Bangladesh Weightlifting Federation
- Formation: 1972
- Headquarters: Dhaka, Bangladesh
- Region served: Bangladesh
- Official language: Bengali

= Bangladesh Weightlifting Federation =

Sports governing body

Bangladesh Weightlifting Federation is the national federation for Weightlifting and is responsible for governing the sport in Bangladesh. It is an affiliate of the Bangladesh Olympic Association.

The Director General of Border Guard Bangladesh usually serves as the president of the Bangladesh Weightlifting Federation.

==History==
Bangladesh Weightlifting Federation was established in 1972. Mohiuddin Ahmed was the general secretary of Bangladesh Weightlifting Federation from 1976 to 2018. In 1977, it became affiliated with the Asian Weightlifting Federation.
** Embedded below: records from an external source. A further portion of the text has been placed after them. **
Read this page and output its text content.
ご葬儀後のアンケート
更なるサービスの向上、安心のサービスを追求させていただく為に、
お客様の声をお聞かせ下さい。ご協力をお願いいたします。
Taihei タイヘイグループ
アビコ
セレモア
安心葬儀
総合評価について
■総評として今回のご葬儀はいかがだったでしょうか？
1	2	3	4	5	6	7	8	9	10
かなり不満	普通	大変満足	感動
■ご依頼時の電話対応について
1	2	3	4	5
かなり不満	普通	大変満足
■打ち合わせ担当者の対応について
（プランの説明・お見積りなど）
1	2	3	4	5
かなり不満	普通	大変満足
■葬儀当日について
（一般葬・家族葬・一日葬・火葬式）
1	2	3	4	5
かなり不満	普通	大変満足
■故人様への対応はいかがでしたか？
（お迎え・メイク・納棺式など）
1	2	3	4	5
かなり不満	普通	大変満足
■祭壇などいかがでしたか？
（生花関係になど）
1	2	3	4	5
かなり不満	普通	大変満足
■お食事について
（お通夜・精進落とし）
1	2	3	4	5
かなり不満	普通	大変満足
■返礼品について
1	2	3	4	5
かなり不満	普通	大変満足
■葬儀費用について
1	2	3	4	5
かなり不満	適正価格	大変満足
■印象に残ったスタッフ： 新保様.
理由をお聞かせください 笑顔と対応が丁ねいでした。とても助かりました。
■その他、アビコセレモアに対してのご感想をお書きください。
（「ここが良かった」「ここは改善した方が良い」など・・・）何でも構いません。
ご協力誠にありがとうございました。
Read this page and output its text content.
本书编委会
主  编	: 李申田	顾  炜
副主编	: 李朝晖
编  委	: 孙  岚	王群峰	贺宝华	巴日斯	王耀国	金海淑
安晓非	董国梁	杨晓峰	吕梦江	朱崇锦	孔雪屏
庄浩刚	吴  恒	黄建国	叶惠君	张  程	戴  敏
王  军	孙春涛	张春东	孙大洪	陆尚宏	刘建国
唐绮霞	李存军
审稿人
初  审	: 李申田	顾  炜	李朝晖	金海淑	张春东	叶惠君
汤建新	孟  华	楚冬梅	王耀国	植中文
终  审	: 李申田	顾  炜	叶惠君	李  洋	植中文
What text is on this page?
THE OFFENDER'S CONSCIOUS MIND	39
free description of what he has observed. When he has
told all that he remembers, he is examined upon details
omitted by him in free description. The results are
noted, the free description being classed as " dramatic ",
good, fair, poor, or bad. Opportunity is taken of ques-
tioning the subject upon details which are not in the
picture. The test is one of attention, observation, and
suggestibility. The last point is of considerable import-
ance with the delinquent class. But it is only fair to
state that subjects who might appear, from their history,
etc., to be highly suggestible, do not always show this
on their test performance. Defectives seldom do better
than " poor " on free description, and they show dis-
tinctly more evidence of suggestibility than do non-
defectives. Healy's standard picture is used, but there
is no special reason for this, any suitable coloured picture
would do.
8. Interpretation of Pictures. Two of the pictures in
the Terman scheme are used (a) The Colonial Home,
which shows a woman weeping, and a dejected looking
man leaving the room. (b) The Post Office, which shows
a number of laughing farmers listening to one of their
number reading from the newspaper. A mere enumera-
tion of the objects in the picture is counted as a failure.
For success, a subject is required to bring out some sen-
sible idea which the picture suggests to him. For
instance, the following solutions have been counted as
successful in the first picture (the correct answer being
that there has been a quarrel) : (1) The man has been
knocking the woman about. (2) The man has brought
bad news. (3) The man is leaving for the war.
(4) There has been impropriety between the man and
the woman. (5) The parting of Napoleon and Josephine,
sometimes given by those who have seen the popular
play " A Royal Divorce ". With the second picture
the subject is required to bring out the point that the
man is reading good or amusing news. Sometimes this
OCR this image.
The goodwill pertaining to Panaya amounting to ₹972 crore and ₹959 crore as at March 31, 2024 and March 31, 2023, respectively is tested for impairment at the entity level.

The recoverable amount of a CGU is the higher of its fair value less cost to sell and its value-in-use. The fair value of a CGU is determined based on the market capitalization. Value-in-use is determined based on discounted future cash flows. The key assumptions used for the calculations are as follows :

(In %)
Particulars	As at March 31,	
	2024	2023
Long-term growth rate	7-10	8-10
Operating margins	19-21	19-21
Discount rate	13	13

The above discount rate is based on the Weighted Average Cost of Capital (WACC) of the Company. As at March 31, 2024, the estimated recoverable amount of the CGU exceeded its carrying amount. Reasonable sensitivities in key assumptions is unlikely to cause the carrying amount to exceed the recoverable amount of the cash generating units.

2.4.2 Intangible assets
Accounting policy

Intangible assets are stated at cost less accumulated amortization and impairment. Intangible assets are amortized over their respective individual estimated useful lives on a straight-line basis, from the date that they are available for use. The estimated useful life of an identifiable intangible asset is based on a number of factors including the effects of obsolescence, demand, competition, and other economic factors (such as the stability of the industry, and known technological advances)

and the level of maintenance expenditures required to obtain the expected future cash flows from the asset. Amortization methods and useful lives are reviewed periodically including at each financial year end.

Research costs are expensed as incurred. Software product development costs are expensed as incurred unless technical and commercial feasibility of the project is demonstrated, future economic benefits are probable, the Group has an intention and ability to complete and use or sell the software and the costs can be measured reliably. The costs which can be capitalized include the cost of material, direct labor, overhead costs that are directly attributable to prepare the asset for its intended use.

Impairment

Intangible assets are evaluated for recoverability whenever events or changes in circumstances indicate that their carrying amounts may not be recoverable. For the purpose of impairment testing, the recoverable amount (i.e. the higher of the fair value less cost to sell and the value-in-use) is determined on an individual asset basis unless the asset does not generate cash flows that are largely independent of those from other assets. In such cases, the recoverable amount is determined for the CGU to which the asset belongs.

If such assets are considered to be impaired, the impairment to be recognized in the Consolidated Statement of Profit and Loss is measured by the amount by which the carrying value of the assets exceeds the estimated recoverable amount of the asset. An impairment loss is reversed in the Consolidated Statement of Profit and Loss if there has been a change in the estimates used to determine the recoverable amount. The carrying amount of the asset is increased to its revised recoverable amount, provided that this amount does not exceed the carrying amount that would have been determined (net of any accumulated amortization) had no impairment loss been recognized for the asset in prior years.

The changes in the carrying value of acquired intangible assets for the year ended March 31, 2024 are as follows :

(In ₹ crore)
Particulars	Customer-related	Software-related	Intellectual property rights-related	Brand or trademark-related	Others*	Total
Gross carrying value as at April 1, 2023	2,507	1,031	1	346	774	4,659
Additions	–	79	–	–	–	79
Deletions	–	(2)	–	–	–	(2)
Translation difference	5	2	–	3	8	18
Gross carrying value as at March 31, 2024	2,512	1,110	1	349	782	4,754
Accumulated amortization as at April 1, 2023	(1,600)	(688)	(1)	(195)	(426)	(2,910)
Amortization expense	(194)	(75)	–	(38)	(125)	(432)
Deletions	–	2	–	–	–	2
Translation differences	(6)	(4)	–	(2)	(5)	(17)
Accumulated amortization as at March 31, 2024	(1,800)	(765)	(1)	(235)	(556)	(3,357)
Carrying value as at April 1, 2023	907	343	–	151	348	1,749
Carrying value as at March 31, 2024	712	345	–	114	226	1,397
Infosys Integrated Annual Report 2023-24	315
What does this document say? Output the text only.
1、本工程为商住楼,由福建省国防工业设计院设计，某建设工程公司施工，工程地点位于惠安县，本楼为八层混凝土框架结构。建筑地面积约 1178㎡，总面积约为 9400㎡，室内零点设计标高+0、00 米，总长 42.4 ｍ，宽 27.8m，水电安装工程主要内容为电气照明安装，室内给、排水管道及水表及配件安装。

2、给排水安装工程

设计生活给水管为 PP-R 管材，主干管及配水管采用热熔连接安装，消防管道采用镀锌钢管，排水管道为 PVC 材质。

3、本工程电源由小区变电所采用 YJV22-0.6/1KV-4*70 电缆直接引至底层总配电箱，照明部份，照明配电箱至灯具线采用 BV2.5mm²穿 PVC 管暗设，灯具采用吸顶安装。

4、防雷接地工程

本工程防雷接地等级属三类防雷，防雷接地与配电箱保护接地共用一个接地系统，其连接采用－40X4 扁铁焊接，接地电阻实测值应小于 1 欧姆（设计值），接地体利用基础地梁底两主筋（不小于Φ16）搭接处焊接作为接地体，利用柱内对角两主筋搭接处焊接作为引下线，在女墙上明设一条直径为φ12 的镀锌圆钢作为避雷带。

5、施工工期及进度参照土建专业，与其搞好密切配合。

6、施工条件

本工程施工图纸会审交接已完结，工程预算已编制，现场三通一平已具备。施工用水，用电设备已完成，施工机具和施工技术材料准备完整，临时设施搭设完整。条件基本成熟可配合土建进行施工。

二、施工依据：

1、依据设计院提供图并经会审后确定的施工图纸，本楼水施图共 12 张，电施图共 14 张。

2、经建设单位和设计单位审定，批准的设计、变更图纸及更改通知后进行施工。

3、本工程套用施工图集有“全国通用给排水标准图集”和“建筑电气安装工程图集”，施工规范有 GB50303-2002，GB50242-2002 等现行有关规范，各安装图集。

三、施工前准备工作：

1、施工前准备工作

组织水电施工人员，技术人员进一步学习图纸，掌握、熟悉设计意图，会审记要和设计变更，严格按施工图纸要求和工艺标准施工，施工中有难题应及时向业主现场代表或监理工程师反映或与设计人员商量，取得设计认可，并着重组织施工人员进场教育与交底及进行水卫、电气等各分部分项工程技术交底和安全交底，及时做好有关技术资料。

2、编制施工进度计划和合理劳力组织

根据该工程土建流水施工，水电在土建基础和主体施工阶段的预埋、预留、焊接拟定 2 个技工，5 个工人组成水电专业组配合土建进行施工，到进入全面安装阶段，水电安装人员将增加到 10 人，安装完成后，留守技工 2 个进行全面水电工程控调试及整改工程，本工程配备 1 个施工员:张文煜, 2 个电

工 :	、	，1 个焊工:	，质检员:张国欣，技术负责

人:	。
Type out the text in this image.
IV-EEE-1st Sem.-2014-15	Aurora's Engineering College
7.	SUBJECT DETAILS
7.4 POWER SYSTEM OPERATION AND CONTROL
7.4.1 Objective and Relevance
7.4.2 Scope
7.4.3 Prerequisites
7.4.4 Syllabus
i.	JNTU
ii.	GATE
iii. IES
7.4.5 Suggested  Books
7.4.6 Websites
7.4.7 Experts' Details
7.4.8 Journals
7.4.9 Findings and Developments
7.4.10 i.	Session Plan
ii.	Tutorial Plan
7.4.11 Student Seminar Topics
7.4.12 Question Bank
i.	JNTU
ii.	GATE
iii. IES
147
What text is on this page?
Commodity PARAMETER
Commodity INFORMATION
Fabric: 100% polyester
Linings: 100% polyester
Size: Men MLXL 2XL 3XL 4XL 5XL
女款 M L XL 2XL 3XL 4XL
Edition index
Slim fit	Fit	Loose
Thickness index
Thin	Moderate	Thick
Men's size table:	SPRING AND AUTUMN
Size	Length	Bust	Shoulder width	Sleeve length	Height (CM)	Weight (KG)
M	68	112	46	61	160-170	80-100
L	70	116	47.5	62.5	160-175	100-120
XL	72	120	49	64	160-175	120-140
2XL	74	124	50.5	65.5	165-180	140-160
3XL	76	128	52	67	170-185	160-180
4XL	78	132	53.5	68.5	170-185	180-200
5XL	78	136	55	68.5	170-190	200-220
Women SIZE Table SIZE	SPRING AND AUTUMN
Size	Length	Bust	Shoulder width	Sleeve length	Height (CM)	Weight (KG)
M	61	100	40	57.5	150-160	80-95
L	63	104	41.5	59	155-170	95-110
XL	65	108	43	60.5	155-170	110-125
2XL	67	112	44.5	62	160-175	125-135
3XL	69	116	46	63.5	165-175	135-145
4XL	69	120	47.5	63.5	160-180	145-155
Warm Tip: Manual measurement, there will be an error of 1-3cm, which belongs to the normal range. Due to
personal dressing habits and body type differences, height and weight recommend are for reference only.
In 2008, Major General Shakil Ahmed, killed in the Bangladesh Rifles mutiny of 2009, and Wing Commander Mohiuddin Ahmed were elected president and general secretary of the Bangladesh Weightlifting Federation respectively. It was the last election of the federation since which it has been run through ad hoc committees appointed by the government of Bangladesh.

Mabia Akhter won a bronze in the 2012 South Asian Weightlifting Championship, silver in the 2013 Commonwealth Weightlifting Championship in Malaysia. In 2016, she took part in the Asian Weightlifting Championships for the first time and stood 13th in the women's 63 kg weight class. Mabia stood 6th in the same category during her 18th Asian Games journey.

In November 2018, the Bangladesh Weightlifting Federation experienced a crisis after a female weightlifter, represented by Ain o Salish Kendra, accused a staff member of the federation of rape. Bangladesh Weightlifting Federation and the National Sports Council began two separate investigations into the allegation.

In 2019, Lieutenant Colonel Mohammad Nazrul Islam of the Border Guard Bangladesh became the general secretary of the Bangladesh Weightlifting Federation. Weightlifters have criticised the lack of training equipment, proper diet, and coaching for poor performance in the Asian Weightlifting Championships.